- Born: Colin Frederick George Wills January 17, 1906 Toowoomba, Queensland, Australia
- Died: 1965 (aged 58–59) Westminster, London, England
- Occupations: Journalist, Poet, Broadcaster, War Correspondent, Scriptwriter, Travel Writer
- Writing career
- Period: 1920s–1960s
- Genres: Poetry, Non-fiction, War reporting, Documentary script
- Subjects: Travel, Africa, Australia, World War II

= Colin Wills =

Australian journalist, and poet

Colin Frederick George Wills (17 January 1906 – 1965) was an Australian journalist, poet, broadcaster, war correspondent, scriptwriter and travel writer.

== Background ==
Born in Toowoomba, Queensland, Wills grew up on the North Shore of Sydney. During the 1920s and 1930s he worked as a reporter for the Daily Guardian, Smith's Weekly and the Daily Telegraph.

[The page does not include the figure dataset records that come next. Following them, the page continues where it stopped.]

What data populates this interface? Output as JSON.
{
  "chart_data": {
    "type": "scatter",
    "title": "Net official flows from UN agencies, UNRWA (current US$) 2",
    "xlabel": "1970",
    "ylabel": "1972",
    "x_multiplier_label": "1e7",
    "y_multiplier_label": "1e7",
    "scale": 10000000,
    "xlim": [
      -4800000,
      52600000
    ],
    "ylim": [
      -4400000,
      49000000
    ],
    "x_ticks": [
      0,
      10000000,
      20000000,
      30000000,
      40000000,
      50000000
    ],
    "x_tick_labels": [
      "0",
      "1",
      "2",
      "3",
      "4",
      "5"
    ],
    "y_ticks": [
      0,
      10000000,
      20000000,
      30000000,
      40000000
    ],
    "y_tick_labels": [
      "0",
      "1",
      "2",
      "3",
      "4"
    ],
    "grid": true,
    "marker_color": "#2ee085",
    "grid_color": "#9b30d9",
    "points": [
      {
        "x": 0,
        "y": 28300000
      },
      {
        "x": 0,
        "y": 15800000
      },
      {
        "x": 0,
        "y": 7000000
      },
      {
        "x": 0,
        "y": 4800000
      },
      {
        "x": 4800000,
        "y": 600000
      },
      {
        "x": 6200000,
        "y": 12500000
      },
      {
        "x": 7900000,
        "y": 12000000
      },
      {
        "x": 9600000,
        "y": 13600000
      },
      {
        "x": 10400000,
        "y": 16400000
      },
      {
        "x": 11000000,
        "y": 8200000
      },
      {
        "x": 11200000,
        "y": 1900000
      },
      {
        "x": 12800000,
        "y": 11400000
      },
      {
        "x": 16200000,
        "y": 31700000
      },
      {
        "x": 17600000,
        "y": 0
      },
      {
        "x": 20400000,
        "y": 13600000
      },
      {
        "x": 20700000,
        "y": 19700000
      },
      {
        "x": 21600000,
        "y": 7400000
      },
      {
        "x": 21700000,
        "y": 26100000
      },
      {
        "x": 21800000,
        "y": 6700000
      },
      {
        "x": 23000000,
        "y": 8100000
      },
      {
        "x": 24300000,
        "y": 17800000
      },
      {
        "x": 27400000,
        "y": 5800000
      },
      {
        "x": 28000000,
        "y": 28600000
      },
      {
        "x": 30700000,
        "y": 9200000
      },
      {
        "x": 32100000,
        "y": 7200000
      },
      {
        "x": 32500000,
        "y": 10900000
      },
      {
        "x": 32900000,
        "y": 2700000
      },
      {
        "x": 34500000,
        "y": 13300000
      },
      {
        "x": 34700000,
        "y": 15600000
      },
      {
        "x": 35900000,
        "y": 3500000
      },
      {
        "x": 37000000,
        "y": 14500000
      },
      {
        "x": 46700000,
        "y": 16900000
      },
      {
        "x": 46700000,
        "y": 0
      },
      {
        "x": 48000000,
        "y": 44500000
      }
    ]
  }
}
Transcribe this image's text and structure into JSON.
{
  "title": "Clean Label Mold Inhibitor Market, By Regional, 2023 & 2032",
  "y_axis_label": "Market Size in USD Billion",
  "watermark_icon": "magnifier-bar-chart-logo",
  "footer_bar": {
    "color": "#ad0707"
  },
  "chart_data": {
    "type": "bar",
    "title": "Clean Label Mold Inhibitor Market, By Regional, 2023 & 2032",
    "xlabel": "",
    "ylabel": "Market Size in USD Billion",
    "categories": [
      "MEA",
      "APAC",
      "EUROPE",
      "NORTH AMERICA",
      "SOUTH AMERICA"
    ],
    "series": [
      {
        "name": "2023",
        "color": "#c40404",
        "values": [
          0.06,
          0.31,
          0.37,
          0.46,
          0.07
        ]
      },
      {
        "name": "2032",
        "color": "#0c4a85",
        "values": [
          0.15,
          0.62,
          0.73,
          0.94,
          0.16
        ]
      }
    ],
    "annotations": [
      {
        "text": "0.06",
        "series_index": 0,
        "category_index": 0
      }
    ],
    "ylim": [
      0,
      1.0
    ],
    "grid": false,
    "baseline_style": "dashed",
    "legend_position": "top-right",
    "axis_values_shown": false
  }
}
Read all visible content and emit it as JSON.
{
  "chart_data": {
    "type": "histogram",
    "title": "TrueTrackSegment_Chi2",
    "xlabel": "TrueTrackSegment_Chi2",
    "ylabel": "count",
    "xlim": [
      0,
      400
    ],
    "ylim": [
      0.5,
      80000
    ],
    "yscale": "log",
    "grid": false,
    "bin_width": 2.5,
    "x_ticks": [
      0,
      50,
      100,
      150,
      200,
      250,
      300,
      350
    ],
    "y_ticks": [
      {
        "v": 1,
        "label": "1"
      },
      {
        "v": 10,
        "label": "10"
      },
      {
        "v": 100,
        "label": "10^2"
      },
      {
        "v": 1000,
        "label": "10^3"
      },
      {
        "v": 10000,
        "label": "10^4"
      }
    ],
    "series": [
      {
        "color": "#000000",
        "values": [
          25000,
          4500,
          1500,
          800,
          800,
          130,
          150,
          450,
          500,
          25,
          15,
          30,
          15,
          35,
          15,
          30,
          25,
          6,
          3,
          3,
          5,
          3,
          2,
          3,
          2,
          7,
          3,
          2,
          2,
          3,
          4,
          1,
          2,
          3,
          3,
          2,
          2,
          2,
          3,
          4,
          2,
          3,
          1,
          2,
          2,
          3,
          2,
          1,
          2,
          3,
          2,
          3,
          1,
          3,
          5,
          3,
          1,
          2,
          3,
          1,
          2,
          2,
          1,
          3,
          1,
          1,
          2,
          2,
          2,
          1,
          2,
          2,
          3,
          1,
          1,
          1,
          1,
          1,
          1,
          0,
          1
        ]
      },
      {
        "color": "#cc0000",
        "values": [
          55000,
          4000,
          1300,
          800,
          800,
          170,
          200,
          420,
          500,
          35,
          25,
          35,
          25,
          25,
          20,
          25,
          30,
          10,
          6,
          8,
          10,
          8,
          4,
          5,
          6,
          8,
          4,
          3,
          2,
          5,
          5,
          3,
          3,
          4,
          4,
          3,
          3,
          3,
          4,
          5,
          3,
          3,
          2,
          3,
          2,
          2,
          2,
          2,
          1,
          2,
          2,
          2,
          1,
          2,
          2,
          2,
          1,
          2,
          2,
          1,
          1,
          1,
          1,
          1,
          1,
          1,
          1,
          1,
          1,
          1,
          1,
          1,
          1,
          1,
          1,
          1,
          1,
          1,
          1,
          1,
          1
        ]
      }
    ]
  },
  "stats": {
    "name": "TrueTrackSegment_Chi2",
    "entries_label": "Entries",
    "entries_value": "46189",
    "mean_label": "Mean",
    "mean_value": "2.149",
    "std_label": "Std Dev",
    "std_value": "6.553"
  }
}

In 1933, he published a collection of poetry with illustrations by the cartoonist "WEP" (William Pidgeon): Rhymes of Sydney.

Wills left Australia in 1939, to work as a journalist and broadcaster in Europe.

During World War II, Wills reported from front-line areas for outlets including the BBC, Chronicle and Mirror. His assignments included the North African campaign and D-Day, which Wills covered from a landing craft, as it carried Canadian soldiers to Juno Beach, in Normandy. He visited Belsen concentration camp, in north-west Germany, soon after it was liberated by Allied forces.

In mid-1945 Wills and Richard Crossman wrote the script of German Concentration Camps Factual Survey, a feature-length documentary about the Nazi concentration camps. The de facto co-directors of the film were Alfred Hitchcock (who was credited as a "treatment advisor") and Sergei Nolbandov ("production supervisor"). Post-production was halted for political reasons after several months and the film was not completed and released until 2014.

Wills later authored three non-fiction books: White Traveller in Black Africa (1951), Who Killed Kenya? (1953) and Australian Passport (1953), all of which were published in London by Dennis Dobson Ltd. Australian Passport combined autobiography with social commentary regarding Australia.

He died at Westminster, London, in 1965.